Still Biogen and its partner, Tokyo-based Eisai, had high hopes for aducanumab, a monoclonal antibody that binds to and eliminates forms of brain amyloid that are thought to be particularly noxious. In 2015, the companies launched two parallel clinical trials, known as ENGAGE and EMERGE, each testing two different doses of aducanumab against a placebo in more than 1600 people with early-stage Alzheimer’s and confirmed amyloid buildup in the brain.

In March, Biogen and Eisai halted the trials after a planned “futility analysis” in a subset of participants suggested the drug wasn’t helping. Then came the October surprise: the announcement that there were signs of benefit after all. In both trials, aducanumab had reduced amyloid buildup, Biogen reported, and in the EMERGE study, the high-dose group showed less cognitive decline than the placebo group, based on a standard dementia rating scale. But in ENGAGE, the high-dose group declined slightly more than the placebo group.

Budd Haeberlein tried last week to explain the conflicting results. A major factor, she said, was how the trials treated participants who had a genetic variant called APOE4. Those participants had an increased risk of brain swelling—a side effect of antiamyloid antibodies that occurred in about one-third of people getting the high dose and can cause symptoms such as headache, dizziness, and nausea. Patients in both arms with APOE4 received a reduced amount of the antibody at first, as a precaution, but in 2017, the researchers decided they could safely ramp up.

ENGAGE started about 1 month before EMERGE and had more participants already enrolled at the time of the change. As a result, a smaller proportion of its participants got a full, uninterrupted course of the maximum dose—15% versus 21% in EMERGE, which might account for the lack of overall benefit. When Biogen analyzed the subsets of EMERGE and ENGAGE participants who consented to the change in protocol early enough to get a full maximum-dose course, they saw about a 30% reduction in cognitive decline compared with placebo in both trials.

The need for high, sustained dose of the antibody is “a reasonable explanation,” for the results, says Zaven Khachaturian, editor-in-chief of Alzheimer’s & Dementia. But, “The final answer will come [when] studies with higher doses for longer periods replicate these findings.”

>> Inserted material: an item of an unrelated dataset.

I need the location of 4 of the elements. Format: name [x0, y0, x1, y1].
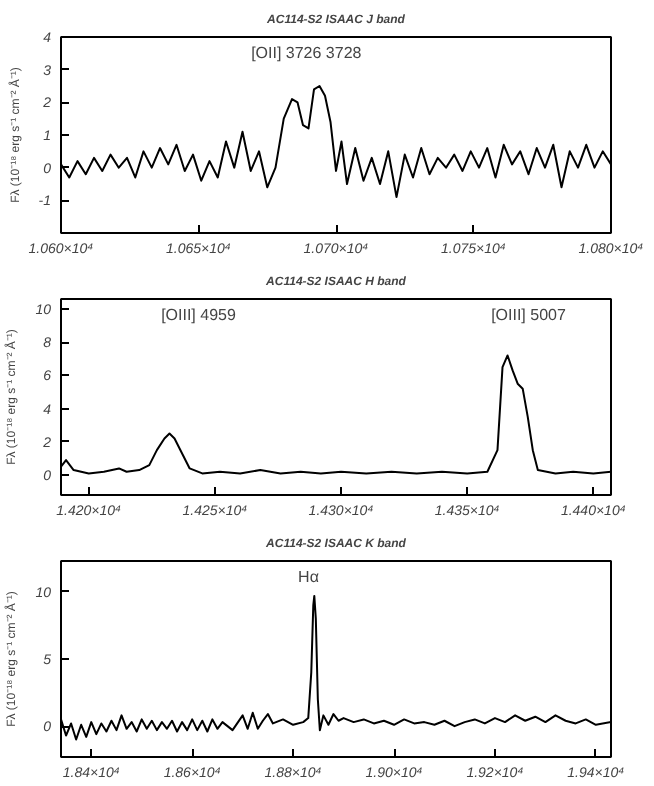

Whether Biogen should be allowed to market aducanumab in the meantime, perhaps through a conditional approval that requires a follow-up trial, is hotly debated. Biogen’s Chief Medical Officer Al Sandrock drew criticism last month for suggesting that if FDA requires another trial before any approval, it would consign many people to dementia. Agency officials can start that knotty calculus for themselves when Biogen’s data hit their desks early next year.